In the latest occurrence, police said they recovered about 18 kilograms of the drug from a local resident who found the packages on Enewetak Atoll. The resident was arrested for not immediately handing it over to authorities.
An increase in cocaine sales in the Marshalls’ capital, Majuro, was believed to be from the same shipment, police said.
The cocaine was discovered when a detective went to Enewetak last week to investigate reports of an opportunist local resident in possession of the drugs and criminal charges will be filed in court against the person who was involved in the possession, Police Commissioner George Lanwi said.
The editor of the Marshall Islands Journal, Giff Johnson, said such finds were common as the island country appeared to be on a major drug-trafficking route between South America and China.

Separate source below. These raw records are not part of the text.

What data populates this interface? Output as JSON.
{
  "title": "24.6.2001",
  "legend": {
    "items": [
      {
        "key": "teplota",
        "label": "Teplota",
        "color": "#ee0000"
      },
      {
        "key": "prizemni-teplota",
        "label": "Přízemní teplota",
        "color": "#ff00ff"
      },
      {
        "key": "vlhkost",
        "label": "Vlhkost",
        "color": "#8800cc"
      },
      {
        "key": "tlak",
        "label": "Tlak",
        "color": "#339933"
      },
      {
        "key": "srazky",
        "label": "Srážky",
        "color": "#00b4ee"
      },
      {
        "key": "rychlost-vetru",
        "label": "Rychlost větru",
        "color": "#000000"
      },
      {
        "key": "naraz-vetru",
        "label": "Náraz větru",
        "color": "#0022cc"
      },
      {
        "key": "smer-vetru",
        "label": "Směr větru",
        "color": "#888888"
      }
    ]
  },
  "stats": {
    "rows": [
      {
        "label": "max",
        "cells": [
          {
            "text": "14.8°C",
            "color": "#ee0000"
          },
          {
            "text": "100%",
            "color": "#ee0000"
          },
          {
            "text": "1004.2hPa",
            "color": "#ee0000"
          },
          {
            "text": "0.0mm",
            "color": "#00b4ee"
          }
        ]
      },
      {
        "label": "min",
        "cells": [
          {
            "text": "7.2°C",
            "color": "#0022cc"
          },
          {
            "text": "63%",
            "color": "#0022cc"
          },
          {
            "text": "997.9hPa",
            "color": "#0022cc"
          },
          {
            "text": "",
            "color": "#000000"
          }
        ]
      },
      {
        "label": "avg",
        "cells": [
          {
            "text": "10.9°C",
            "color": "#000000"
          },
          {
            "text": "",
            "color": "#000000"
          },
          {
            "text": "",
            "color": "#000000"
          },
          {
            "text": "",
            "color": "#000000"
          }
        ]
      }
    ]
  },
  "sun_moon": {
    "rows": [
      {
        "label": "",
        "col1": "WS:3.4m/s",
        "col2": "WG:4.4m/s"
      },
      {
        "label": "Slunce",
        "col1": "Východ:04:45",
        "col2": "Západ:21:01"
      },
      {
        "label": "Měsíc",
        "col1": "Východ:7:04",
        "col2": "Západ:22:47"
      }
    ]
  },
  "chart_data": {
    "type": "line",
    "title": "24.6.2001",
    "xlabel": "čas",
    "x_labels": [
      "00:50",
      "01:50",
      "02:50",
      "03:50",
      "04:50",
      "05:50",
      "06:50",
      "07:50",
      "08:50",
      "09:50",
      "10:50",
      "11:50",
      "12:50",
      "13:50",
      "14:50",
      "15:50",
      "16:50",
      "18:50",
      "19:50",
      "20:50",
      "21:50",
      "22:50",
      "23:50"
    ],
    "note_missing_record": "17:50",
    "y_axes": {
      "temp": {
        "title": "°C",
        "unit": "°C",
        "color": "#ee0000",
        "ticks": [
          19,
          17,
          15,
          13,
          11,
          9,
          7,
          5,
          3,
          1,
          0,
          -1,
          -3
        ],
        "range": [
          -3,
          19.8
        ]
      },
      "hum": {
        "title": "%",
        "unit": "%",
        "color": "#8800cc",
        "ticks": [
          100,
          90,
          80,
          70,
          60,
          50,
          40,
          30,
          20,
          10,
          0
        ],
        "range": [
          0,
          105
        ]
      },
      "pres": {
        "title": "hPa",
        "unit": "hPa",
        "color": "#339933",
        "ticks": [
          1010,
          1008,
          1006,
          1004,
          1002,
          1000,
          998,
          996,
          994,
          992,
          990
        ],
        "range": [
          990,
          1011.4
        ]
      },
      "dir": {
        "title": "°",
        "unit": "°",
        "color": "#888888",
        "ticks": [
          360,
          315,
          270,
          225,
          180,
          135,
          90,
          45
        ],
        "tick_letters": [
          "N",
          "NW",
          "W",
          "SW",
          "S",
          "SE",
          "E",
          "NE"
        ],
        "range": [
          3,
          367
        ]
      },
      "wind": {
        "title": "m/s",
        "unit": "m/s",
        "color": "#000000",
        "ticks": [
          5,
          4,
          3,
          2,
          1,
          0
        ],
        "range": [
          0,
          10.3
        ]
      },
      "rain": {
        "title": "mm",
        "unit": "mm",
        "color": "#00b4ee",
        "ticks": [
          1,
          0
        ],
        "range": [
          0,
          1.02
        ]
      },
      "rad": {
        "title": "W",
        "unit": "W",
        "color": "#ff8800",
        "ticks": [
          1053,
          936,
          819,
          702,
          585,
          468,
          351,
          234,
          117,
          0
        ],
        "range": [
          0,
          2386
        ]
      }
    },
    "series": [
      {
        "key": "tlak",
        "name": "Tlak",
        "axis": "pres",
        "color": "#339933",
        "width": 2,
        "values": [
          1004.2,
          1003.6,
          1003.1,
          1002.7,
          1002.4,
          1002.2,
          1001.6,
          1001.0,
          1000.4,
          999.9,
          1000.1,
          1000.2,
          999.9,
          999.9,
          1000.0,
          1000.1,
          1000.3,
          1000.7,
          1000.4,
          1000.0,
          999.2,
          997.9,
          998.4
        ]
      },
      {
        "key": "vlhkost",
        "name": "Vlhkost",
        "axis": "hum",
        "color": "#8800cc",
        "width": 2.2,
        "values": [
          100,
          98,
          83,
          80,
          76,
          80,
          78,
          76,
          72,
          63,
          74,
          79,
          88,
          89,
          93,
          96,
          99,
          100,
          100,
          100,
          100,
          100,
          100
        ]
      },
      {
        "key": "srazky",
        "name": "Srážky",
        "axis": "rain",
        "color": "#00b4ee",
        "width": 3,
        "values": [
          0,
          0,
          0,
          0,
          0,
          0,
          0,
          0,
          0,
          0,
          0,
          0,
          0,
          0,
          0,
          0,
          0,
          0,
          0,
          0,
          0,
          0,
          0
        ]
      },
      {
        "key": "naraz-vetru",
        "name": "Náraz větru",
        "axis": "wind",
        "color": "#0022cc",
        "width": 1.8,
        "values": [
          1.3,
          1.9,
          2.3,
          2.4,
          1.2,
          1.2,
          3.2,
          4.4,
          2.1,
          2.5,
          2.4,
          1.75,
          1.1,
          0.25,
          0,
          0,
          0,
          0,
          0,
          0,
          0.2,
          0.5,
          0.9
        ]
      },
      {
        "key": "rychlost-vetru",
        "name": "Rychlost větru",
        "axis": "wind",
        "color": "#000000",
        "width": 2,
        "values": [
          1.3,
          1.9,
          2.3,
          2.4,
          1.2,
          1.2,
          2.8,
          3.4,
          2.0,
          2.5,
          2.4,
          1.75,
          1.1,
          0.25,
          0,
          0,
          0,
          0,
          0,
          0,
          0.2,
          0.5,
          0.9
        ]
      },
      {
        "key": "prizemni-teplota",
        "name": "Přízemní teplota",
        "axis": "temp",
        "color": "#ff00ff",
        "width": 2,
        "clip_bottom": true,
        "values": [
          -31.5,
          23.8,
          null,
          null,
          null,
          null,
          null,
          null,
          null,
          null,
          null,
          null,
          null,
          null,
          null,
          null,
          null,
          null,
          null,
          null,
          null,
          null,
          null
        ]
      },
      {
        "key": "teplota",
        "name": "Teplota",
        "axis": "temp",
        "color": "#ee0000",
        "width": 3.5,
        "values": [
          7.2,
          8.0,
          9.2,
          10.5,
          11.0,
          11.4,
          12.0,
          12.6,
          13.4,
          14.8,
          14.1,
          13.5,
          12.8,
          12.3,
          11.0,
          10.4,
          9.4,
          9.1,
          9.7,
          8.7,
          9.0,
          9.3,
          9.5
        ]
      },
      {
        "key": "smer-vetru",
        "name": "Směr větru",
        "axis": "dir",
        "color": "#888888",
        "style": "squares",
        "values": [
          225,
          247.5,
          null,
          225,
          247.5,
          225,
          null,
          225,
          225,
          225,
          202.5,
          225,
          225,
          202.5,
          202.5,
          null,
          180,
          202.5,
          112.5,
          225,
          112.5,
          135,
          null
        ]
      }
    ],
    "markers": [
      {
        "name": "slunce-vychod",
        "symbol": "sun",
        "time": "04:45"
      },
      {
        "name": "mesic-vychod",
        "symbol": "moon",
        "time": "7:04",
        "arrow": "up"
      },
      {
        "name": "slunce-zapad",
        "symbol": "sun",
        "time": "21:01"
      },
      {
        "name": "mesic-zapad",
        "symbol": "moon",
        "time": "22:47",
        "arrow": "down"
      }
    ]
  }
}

Johnson said all the signs indicated it was a fairly recent batch of cocaine.
“If the packages had just drifted off the South America west coast and across the Pacific, they would have disintegrated,” he said.
“They probably haven’t been in the water too long, and the packages don’t appear to have any ocean growth, barnacles, or anything like that.
“So it’s pretty clear that something is happening in the neighbourhood of the Marshall Islands for these drugs to wash in here.”
A history of cocaine wash-ups in the Marshall Islands goes back into the 1980s, according to a 2012 report in the Asia Pacific Defence Reporter, an Australia-based military and law enforcement-related website.
Between 2002 and 2009, bundles of cocaine and boats with cocaine onboard were found washed up on beaches around the Marshall Islands on at least six occasions.
“This indicates a very substantial and long-established cocaine trade, and one on a massive scale,” the report said.
Commisioner Lanwi said the packages in the latest find were similar to the packages of drugs that had previously washed up on atolls in the region.
Since 2010, Australian, American and Pacific authorities have been working together under Project Cringle to target drug syndicates operating in the region.